Ponente: María Adriana Marín

Actor: Roberto Salazar Fernández·Demandado: Tribunal Administrativo Del Tolima

ACCIÓN DE TUTELA / DENIEGA MEDIDAS CAUTELARES - Suspensión del uso de listas de elegibles conformadas a nivel nacional / CONCURSO DE MÉRITOS - Convocatoria 433 de la Comisión Nacional del Servicio Civil / PERJUICIO IRREMEDIABLE – No se acreditó El Despacho no advierte prima facie que con la decisión mencionada se estén vulnerando gravemente los derechos fundamentales invocados por la parte actora o que se configure un perjuicio irremediable, al punto que se imponga decretar medidas provisionales y urgentes para evitar la vulneración o la materialización del perjuicio alegado.

Ciertamente, la simple ejecución de un fallo que resulta adverso no configura ese tipo de perjuicio, pues, como lo ha señalado esta Corporación, es necesario probar que este tiene origen en una actuación injustificada e ilegítima. (…) En efecto, el perjuicio irremediable no debe verse solamente desde la perspectiva de las consecuencias adversas que suelen derivarse de las decisiones de la administración o de los jueces.

Esas decisiones pueden estar revestidas de legalidad y, por ende, las consecuencias perjudiciales de quienes las sufren no son ilegítimas o ilícitas. (…) Así, por ejemplo, el acto que declara insubsistente un nombramiento, el que dispone el retiro del servicio o la decisión de un juez de tutela que ordena hacer uso de una lista de elegibles, pueden llevar a que un funcionario o empleado no pueda continuar recibiendo la remuneración, que pierda el trabajo; la sanción disciplinaria de inhabilidad traerá como consecuencia que el funcionario no pueda ejercer cargos públicos por cierto tiempo; la declaratoria de caducidad del contrato estatal obligará a que se siga el procedimiento para la liquidación; la sanción de multa por infracción al régimen ambiental obligará al infractor a pagarla con cargo a su patrimonio.

(…) En fin, son variados los casos que sirven para demostrar que no por resultar perjudicial la decisión tomada por la autoridad competente deba asumirse que existe un perjuicio irremediable que deba evitarse mediante la acción de tutela. De lo contrario, todos los actos administrativos y las providencias judiciales que establecen situaciones desfavorables a los destinatarios tendrían que ser suspendidos por vía de tutela.
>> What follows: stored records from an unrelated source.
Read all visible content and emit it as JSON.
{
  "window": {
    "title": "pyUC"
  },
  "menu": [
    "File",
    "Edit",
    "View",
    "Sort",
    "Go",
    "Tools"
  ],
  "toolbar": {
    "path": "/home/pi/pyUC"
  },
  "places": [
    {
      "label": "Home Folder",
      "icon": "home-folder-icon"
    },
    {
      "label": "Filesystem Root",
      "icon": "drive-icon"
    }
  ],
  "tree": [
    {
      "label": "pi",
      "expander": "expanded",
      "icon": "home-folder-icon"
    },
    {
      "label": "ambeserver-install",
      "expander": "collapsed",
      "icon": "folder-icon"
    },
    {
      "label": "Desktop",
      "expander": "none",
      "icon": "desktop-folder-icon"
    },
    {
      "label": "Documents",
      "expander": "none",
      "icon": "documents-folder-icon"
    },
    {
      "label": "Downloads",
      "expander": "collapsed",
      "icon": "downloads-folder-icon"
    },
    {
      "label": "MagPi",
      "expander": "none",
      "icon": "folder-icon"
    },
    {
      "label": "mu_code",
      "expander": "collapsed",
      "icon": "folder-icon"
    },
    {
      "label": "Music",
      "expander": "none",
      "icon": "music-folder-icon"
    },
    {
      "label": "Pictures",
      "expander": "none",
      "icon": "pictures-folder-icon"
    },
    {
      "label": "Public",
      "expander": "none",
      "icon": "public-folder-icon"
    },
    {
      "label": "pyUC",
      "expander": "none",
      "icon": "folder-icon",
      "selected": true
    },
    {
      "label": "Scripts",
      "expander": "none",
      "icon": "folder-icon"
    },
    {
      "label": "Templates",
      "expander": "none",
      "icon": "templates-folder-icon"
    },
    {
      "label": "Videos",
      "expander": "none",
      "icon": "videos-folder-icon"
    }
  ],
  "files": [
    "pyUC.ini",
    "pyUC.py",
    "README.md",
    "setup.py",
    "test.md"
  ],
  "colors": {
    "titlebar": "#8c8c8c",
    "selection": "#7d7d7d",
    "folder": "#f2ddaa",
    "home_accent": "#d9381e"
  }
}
(…) El perjuicio irremediable es un riesgo cierto y real de daños provenientes de la amenaza o violación de derechos fundamentales, riesgo que de llegar a concretarse no tendría ninguna forma de reparación auténtica. Solo en ese caso es necesaria la intervención urgente e inmediata del juez de tutela, pero siempre que el perjuicio se note sin justificación, es decir, que provenga de acciones manifiestamente contrarias a la ley, al punto de ser atentados a los derechos fundamentales, situación que en este momento procesal no se advierte y que, en todo caso, corresponderá definir en la sentencia. CONSEJO DE ESTADO SALA DE LO CONTENCIOSO ADMINISTRATIVO SECCIÓN TERCERA - SUBSECCIÓN A Consejera ponente: MARÍA ADRIANA MARÍN Bogotá D.C., dos (2) de junio de dos mil veinte (2020) Radicación número: 11001-03-15-000-2020-01727-00(AC) Actor: ROBERTO SALAZAR FERNÁNDEZ Demandado: TRIBUNAL ADMINISTRATIVO DEL TOLIMA I.ANTECEDENTES El Despacho se pronuncia sobre la solicitud de medida provisional presentada por el señor Roberto Salazar Fernández, mediante escrito del 18 de mayo de 2020.
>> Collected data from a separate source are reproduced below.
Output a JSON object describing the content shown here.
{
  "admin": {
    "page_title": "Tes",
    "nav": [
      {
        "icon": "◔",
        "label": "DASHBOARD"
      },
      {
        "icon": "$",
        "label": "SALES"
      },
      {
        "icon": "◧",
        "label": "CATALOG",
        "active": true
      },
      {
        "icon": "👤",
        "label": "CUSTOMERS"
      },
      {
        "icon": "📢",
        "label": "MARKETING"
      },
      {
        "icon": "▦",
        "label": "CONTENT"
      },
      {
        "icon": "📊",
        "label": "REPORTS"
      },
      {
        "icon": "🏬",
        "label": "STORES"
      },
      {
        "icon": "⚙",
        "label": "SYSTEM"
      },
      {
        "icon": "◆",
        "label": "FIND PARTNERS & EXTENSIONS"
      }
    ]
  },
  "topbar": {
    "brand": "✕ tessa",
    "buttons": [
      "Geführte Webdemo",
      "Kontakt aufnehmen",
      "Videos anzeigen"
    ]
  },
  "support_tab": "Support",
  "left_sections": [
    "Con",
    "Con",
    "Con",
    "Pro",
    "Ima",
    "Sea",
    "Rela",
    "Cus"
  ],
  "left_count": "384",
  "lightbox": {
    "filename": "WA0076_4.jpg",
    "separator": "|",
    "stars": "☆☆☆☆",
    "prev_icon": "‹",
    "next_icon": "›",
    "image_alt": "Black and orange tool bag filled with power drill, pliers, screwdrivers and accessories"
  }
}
Textualmente, el demandante pidió lo siguiente: PRIMERA: Se ordene al Instituto Colombiano de Bienestar Familiar cancelar el reporte de la OPEC 34795, en el aplicativo Sistema de Apoyo para la Igualdad, el Mérito y la Oportunidad (SIMO). SEGUNDA: Se ordene a la Comisión Nacional del Servicio Civil, la suspensión del uso de la lista de elegibles conformada mediante resolución 20182230073855 del 18 de julio de 2018 de la CNSC con número OPEC 34795, hasta tanto el juez de tutela se pronuncie y se agote todo el procedimiento estatuido en el Decreto 2591 de 1991 en materia de Acción Constitucional, es decir, hasta que se surta la eventual revisión por parte de la Corte Constitucional, y a fin de evitar un perjuicio irremediable del accionante y a su núcleo familiar, solicitamos la suspensión antes referida (…).
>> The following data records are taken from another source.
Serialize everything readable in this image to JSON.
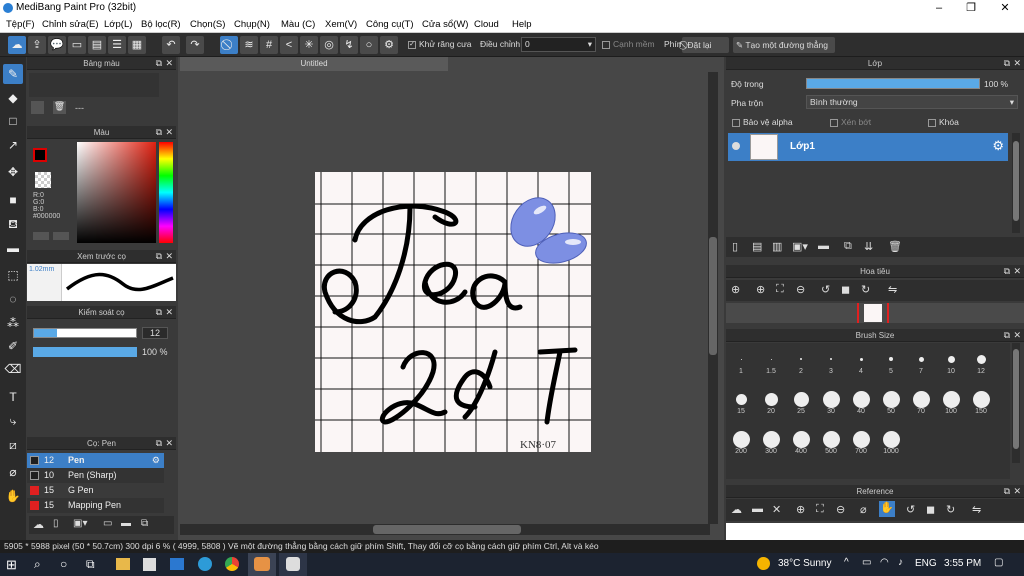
{
  "app": {
    "title": "MediBang Paint Pro (32bit)"
  },
  "menu": [
    "Tệp(F)",
    "Chỉnh sửa(E)",
    "Lớp(L)",
    "Bộ lọc(R)",
    "Chọn(S)",
    "Chụp(N)",
    "Màu (C)",
    "Xem(V)",
    "Công cụ(T)",
    "Cửa sổ(W)",
    "Cloud",
    "Help"
  ],
  "toolbar": {
    "antialias": "Khử răng cưa",
    "adjust_label": "Điều chỉnh",
    "adjust_value": "0",
    "soft_edge": "Cạnh mềm",
    "key_label": "Phím",
    "reset": "Đặt lại",
    "straight": "Tạo một đường thẳng"
  },
  "panels": {
    "colorbar": {
      "title": "Bảng màu",
      "placeholder": "---"
    },
    "color": {
      "title": "Màu",
      "r": "R:0",
      "g": "G:0",
      "b": "B:0",
      "hex": "#000000"
    },
    "preview": {
      "title": "Xem trước cọ",
      "size": "1.02mm"
    },
    "brushctrl": {
      "title": "Kiểm soát cọ",
      "size": "12",
      "opacity": "100 %"
    },
    "brush": {
      "title": "Cọ: Pen",
      "items": [
        {
          "size": "12",
          "name": "Pen",
          "color": "#1f1f1f"
        },
        {
          "size": "10",
          "name": "Pen (Sharp)",
          "color": "#1f1f1f"
        },
        {
          "size": "15",
          "name": "G Pen",
          "color": "#e02020"
        },
        {
          "size": "15",
          "name": "Mapping Pen",
          "color": "#e02020"
        }
      ]
    },
    "layer": {
      "title": "Lớp",
      "opacity_label": "Độ trong",
      "opacity_value": "100 %",
      "blend_label": "Pha trộn",
      "blend_value": "Bình thường",
      "protect_alpha": "Bảo vệ alpha",
      "clipping": "Xén bớt",
      "lock": "Khóa",
      "layer_name": "Lớp1"
    },
    "navigator": {
      "title": "Hoa tiêu"
    },
    "brushsize": {
      "title": "Brush Size",
      "sizes": [
        "1",
        "1.5",
        "2",
        "3",
        "4",
        "5",
        "7",
        "10",
        "12",
        "15",
        "20",
        "25",
        "30",
        "40",
        "50",
        "70",
        "100",
        "150",
        "200",
        "300",
        "400",
        "500",
        "700",
        "1000"
      ]
    },
    "reference": {
      "title": "Reference"
    }
  },
  "document": {
    "tab": "Untitled",
    "text1": "Tea",
    "text2": "247",
    "signature": "KN8·07"
  },
  "status": "5905 * 5988 pixel  (50 * 50.7cm)  300 dpi  6 %  ( 4999, 5808 )  Vẽ một đường thẳng bằng cách giữ phím Shift, Thay đổi cỡ cọ bằng cách giữ phím Ctrl, Alt và kéo",
  "taskbar": {
    "weather": "38°C  Sunny",
    "lang": "ENG",
    "time": "3:55 PM"
  },
  "colors": {
    "accent": "#3c7fc7",
    "blue_shape": "#7d8fe3"
  }
}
Lo anterior conforme lo estipula el artículo 7° del Decreto 2591 de 1991. (…) TERCERA: Se ordene a la Comisión Nacional del Servicio Civil, la suspensión del uso de las listas de elegibles conformadas a nivel nacional en virtud de la convocatoria 433, realizando movimientos de personal con incidencia en el asunto que se debate, hasta tanto el juez de tutela se pronuncie y se agote todo el procedimiento estatuido en el Decreto 2591 de 1991 en materia de Acción Constitucional, es decir, hasta que se surta la eventual revisión por parte de la Corte Constitucional, y a fin de evitar un perjuicio irremediable del accionante y a su núcleo familiar, solicitamos la suspensión antes referida.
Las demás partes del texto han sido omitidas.